For the most part I really liked Jack Morgan, the protagonist of James Patterson’s new series, but I had trouble sustaining my belief that such a stand-up guy would struggle with wondering whether he did the right thing for so long. As a Marine, I think he would have believed in the decision handed down by his commanding officers. As a good friend of Rick Del Rio, who was there in Afghanistan with Jack, I think he would have believed his friend’s story as well. That subplot almost seemed like an annoyance, especially when it intersected the subplot with Jack’s twin brother, Tom.
There was just too much going on in Private. It felt like 10 novels crammed into one. Many of Patterson’s fans like the cursory view he takes of his plot and characters, the hurry up and keep the balls in the air approach, but the caseload shifts as well as roving points of view from other characters became problematic for an easy read.
I wanted to know more about Jack’s relationship with his father, and how his father had managed to put together a private eye company like Private. (Though I have to give props to the idea of the agency name. All these years of private eye novels, and no one had thought of simply using the name Private Investigations for a detective agency.) I also want to know more about how Jack was trained to be a private eye after his military career ended. Maybe that information will come in later installments in the series, though.
The second tier characters were great. Jack Morgan has an impressive array of detectives and specialists backing his play. Sci (the techno-geek responsible for all the gadgetry and encryption breaking during the course of the novel) is fun and reminds me a lot of Abby Sciuto from NCIS. The online romance part was a turn-off, though.
The gadgets were ultra-cool. I don’t know if any of the stuff was pure fiction, but it all felt and sounded right. Some of the capabilities might be amped up, but the emerging tech sounds right.
In this first novel, Private Investigations takes on cases from Jack’s best friend (who’s suspected of murdering his wife), the NFL (through his uncle), the local police (Private is working this one pro bono because it’s a serial killer one of their agents has been after), but turns down a job from the local Mafia and from a group of superstars.
In addition, Jack deals with his jealous twin and two on-going romantic situation. The resolution with both romances is ultimately dissatisfying in my opinion, and really lowered my respect for Jack. Probably it was to let us know he was capable of failing and meant to endear him to us, but it didn’t work that way in my case.

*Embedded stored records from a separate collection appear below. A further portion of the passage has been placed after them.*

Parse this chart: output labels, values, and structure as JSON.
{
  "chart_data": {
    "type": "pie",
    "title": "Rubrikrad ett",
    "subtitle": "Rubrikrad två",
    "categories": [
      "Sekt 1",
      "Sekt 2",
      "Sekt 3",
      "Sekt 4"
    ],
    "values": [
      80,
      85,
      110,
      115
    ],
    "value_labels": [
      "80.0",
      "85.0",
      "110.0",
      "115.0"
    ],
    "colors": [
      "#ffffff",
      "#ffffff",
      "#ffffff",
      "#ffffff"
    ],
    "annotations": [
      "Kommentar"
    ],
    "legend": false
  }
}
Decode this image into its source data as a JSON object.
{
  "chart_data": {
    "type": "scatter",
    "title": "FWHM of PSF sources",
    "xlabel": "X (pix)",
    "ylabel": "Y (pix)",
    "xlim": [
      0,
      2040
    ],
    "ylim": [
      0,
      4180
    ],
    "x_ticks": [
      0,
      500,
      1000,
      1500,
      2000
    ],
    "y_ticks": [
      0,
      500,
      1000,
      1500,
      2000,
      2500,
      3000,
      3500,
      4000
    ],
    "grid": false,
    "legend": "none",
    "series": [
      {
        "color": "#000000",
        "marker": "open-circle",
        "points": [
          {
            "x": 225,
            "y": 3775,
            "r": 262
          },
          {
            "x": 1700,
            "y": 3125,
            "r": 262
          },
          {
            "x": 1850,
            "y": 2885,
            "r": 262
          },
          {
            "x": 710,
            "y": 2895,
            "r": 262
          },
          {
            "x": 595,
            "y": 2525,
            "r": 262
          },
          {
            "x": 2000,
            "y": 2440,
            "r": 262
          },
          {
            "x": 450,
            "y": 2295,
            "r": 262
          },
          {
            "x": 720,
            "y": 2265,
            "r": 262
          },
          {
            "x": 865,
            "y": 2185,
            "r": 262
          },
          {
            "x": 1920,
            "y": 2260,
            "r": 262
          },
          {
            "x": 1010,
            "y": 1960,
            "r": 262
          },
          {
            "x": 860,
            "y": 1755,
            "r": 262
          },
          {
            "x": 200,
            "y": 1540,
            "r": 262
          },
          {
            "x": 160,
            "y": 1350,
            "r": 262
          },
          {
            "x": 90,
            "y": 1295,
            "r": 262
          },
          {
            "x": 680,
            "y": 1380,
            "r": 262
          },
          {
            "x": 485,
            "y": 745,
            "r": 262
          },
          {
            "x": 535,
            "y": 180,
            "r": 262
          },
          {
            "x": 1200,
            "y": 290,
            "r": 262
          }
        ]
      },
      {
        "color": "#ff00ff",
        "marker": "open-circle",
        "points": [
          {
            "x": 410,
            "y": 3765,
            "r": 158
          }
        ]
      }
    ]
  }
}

Also, the solutions to the various investigations just didn’t have much in the way of surprises. They plodded through to endings, but there were none of the familiar twists and turns that Patterson usually delivers (even if they’re pulled out of left field). Maybe he’s going for something different here.
Private London is due out next year and I’ll pick it up for a look. Hopefully some of these issues (including the one chapter about Del Rio settling a score that kind of falls into place) will be resolved. Fans will probably eat this book up.